Why Your Cat Needs Meat To Survive

Gisele Pereira

Looking at that fluffy, wide-eyed kitten in the cat shelter, you wouldn't think that behind those innocent looks is a carnivorous predator. Being not-too-distant cousins of tigers and leopards, that kitten needs a diet of animal protein to survive, just like the big cats. Here is why the life of that kitten depends on the right proteins and amino acids that it can only get from eating meat.

Evolution Creates a Dietary Dependency

The body of a cat needs certain proteins, amino acids and fatty acids from its diet because it doesn't create its own, or doesn't create enough to sustain life. In the wild, big and small cats hunt animal prey for food to get those substances. The cat's body is especially adapted to digesting animal protein-- more so than plant material. Plants and grains provide little nutritional value to a cat, so they are largely ignored by the cat's body.

The cat's liver also breaks processes protein differently than omnivores, which also causes the cat to focus on a meat diet. Without sufficient protein in the diet, the cat's body will begin to break down its own muscle tissue to have enough protein to survive. The diet you feed your pet cat needs to approximate the diet of its wild cousins. That means a diet that is predominantly meat, with little grain or vegetable matter. Your veterinarian can guide you to the right foods for your cat, depending on their age and activity levels.

Amino Acids

Your cat's body does not produce taurine, an essential amino acid for its health. It is available in animal protein and is such a critical substance that pet food manufacturers add it to their products. Taurine is important for the cat's heart, eyes, liver and gall bladder. Without it, your cat will develop heart disease, digestion problems and even blindness.

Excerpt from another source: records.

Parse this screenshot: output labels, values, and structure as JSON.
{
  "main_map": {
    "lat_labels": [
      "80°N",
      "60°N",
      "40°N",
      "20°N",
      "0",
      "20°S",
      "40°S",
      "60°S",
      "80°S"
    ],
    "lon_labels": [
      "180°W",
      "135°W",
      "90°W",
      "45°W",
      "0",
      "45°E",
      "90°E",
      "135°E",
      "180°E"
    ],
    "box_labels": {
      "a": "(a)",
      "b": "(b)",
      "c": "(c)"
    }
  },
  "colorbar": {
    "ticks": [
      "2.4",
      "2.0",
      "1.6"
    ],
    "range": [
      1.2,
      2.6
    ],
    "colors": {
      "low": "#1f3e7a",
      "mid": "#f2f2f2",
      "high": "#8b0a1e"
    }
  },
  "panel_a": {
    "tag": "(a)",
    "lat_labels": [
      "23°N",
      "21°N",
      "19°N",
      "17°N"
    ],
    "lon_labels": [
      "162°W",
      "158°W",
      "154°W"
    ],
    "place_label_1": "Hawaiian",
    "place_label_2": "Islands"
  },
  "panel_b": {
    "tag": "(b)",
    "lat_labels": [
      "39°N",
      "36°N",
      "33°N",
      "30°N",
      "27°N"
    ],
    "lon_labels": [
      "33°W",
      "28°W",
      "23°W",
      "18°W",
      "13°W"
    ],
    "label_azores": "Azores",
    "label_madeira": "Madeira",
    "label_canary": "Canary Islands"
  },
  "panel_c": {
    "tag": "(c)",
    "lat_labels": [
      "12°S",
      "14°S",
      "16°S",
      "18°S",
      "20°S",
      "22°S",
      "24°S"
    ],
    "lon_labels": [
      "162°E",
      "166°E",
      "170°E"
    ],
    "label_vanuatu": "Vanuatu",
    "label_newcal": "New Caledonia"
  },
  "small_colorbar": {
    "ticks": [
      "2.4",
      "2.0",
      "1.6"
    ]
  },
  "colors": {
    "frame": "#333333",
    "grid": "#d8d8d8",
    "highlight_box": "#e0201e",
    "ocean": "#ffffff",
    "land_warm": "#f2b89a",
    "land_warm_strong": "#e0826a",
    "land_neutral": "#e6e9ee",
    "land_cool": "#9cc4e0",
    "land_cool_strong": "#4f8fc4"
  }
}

Another amino acid needed is arginine. The breakdown of protein by a cat's body for use as energy produces ammonia as a side effect. Arginine controls this ammonia so it doesn't reach toxic levels in the cat. Insufficient arginine can cause instability, staggering, drooling and foaming at the mouth, and death.

Fatty Acids

Arachidonic acid is a fatty acid that your cat needs to strengthen its immune system. It's also used to manage healthy skin growth and blood clotting. This is one good reason to not feed your cat dog food. Dogs produce enough arachidonic acid in their own bodies so manufacturers do not add it to their food.

Enzymes

Retinol is an enzyme that your cat needs for its skin and eyes but it is also something that its body can't create. It is a result of processing vitamin-A and must be gotten from animal meat.

A quality cat food will contain meat as its primary ingredient with these various amino acids, fatty acids and enzymes added. Besides canned and dry cat foods, there are a variety of raw foods available. There are even recipes to make your own cat food. Talk with your veterinarian, like those at Abri Animal Hospital, about these different options so you can choose the best diet for that cute and curry feline carnivore living in your house.